- The Delaware Department of Natural Resources and Environmental Control has awarded $714,000 to 24 recipients through its Recycling Assistance Grant Program, as reported by Recycling Today.
- Recipients include schools, municipalities and businesses — including Republic Services of Wilmington — throughout the state. The funds, provided through a competitive matching grant program, will be used on a range of reduction, recycling and reuse programs.
- The grant program is now in its sixth year and has provided more than $8.5 million in funding through 112 grants so far. Funding comes from a 4-cent beverage fee paid by retailers and proceeds from the Regional Greenhouse Gas Initiative.
These grants are part of Delaware's Universal Recycling Law signed by Governor John Markell in 2010 which has been credited with boosting the state's diversion rate to nearly 43%. Past grants have also gone toward education, food waste diversion and other key areas.
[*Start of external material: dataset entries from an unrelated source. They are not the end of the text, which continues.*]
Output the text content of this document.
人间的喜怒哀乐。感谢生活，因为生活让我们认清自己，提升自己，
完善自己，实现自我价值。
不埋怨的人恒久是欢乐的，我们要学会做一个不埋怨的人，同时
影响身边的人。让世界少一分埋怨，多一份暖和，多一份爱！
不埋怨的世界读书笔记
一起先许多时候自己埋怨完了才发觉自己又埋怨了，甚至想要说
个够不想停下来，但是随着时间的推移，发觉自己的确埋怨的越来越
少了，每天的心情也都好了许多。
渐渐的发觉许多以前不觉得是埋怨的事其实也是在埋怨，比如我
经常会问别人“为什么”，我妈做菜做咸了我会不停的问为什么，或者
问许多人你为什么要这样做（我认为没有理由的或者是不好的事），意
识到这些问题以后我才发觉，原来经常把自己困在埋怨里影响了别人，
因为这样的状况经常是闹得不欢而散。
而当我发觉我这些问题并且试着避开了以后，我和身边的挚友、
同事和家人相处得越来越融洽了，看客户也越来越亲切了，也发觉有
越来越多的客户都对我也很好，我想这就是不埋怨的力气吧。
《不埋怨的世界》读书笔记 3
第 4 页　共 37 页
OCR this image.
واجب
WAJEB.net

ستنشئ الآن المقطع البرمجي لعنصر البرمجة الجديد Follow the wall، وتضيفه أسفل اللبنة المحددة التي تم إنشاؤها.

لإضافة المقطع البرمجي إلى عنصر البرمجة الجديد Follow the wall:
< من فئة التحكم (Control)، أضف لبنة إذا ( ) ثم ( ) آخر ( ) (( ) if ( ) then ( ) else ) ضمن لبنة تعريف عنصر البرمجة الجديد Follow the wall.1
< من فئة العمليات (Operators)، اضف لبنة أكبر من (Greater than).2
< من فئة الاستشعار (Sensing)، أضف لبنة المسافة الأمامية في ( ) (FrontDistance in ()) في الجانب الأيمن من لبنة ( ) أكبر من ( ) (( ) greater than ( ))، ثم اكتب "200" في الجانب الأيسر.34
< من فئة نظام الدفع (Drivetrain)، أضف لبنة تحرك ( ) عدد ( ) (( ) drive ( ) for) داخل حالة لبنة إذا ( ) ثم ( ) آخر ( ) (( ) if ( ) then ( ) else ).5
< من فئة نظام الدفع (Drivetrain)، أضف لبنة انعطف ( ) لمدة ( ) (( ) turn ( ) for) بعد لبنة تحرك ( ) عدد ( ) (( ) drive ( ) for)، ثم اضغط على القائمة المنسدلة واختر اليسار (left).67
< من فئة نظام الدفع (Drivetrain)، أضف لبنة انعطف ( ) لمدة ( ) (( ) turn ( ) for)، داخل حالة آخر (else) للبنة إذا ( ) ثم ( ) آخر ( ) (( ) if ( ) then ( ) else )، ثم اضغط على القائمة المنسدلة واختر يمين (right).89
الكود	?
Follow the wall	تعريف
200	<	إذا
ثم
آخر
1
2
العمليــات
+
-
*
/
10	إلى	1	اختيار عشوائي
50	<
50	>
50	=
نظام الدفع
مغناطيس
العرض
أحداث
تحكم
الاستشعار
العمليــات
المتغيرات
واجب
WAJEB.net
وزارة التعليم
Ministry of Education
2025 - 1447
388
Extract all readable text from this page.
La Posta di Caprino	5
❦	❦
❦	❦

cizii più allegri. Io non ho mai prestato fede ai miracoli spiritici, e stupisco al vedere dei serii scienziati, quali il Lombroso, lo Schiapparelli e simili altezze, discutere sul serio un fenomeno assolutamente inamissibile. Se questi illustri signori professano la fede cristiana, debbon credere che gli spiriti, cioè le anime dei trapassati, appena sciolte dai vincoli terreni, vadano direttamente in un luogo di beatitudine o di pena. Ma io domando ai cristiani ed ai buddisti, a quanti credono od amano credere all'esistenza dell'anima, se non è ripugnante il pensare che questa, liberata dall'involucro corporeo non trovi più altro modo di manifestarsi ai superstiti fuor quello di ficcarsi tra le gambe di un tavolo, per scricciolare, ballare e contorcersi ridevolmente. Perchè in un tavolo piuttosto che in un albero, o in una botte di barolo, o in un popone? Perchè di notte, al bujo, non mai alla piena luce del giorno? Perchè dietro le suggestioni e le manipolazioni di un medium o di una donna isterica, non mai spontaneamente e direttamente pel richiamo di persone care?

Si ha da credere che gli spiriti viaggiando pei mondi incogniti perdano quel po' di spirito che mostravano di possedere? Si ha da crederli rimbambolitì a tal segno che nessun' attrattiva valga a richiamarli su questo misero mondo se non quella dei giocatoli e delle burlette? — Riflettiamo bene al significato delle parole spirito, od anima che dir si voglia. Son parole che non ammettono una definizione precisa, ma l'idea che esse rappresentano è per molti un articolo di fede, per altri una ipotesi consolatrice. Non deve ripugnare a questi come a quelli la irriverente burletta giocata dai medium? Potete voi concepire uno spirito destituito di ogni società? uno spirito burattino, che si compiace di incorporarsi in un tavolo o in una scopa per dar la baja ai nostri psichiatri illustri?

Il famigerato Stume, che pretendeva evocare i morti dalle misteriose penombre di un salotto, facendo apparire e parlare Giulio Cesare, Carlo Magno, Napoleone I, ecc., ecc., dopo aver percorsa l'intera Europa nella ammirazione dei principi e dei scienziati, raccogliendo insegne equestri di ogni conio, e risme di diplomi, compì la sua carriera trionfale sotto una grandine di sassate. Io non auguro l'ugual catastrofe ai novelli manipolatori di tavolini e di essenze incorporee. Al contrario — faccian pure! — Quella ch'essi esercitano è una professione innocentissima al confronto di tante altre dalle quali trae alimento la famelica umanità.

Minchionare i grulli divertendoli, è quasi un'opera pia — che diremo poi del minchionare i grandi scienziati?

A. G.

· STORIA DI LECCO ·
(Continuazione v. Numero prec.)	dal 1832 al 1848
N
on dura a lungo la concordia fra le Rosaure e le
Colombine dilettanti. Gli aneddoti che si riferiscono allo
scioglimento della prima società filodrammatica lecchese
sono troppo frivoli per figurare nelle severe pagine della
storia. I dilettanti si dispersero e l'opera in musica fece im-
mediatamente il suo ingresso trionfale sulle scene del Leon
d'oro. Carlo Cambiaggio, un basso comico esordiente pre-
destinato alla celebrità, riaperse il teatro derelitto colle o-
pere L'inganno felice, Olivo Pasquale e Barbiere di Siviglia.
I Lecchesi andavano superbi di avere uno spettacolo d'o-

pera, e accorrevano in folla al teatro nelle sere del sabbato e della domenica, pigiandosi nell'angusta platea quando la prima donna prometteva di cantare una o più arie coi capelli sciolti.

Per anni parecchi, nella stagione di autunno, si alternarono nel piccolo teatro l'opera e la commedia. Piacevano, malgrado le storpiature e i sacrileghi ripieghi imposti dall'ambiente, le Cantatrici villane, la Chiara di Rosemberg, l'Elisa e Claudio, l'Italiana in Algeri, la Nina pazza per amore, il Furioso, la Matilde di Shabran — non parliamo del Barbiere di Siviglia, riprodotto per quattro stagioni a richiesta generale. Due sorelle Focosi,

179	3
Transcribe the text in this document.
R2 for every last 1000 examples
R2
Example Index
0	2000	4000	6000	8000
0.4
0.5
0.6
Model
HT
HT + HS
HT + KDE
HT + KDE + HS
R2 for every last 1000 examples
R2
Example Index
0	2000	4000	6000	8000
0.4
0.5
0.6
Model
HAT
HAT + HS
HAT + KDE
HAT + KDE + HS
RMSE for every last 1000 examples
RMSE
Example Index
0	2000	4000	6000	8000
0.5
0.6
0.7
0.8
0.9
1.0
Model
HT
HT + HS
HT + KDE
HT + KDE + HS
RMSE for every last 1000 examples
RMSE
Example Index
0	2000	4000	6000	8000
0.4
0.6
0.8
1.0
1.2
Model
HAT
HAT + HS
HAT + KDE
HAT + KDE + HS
While Delaware's population of less than 1 million may seem manageable compared to that of other states or large cities it still faces many of the same problems when it comes to recycling. A mix of urban and rural areas require different collection strategies, e-waste recycling is not currently profitable and communities have been resistant to siting new organics processing facilities after bad experiences with the Peninsula compost facility in 2014.
Grant money, whether it's from states or other organizations, can't fully solve these challenges but it will help some of the communities that are directly affected by them. As the industry continues to adapt, Delaware offers an interesting microcosm of how diversion rates can be increased through small-scale changes that could be useful on a national level.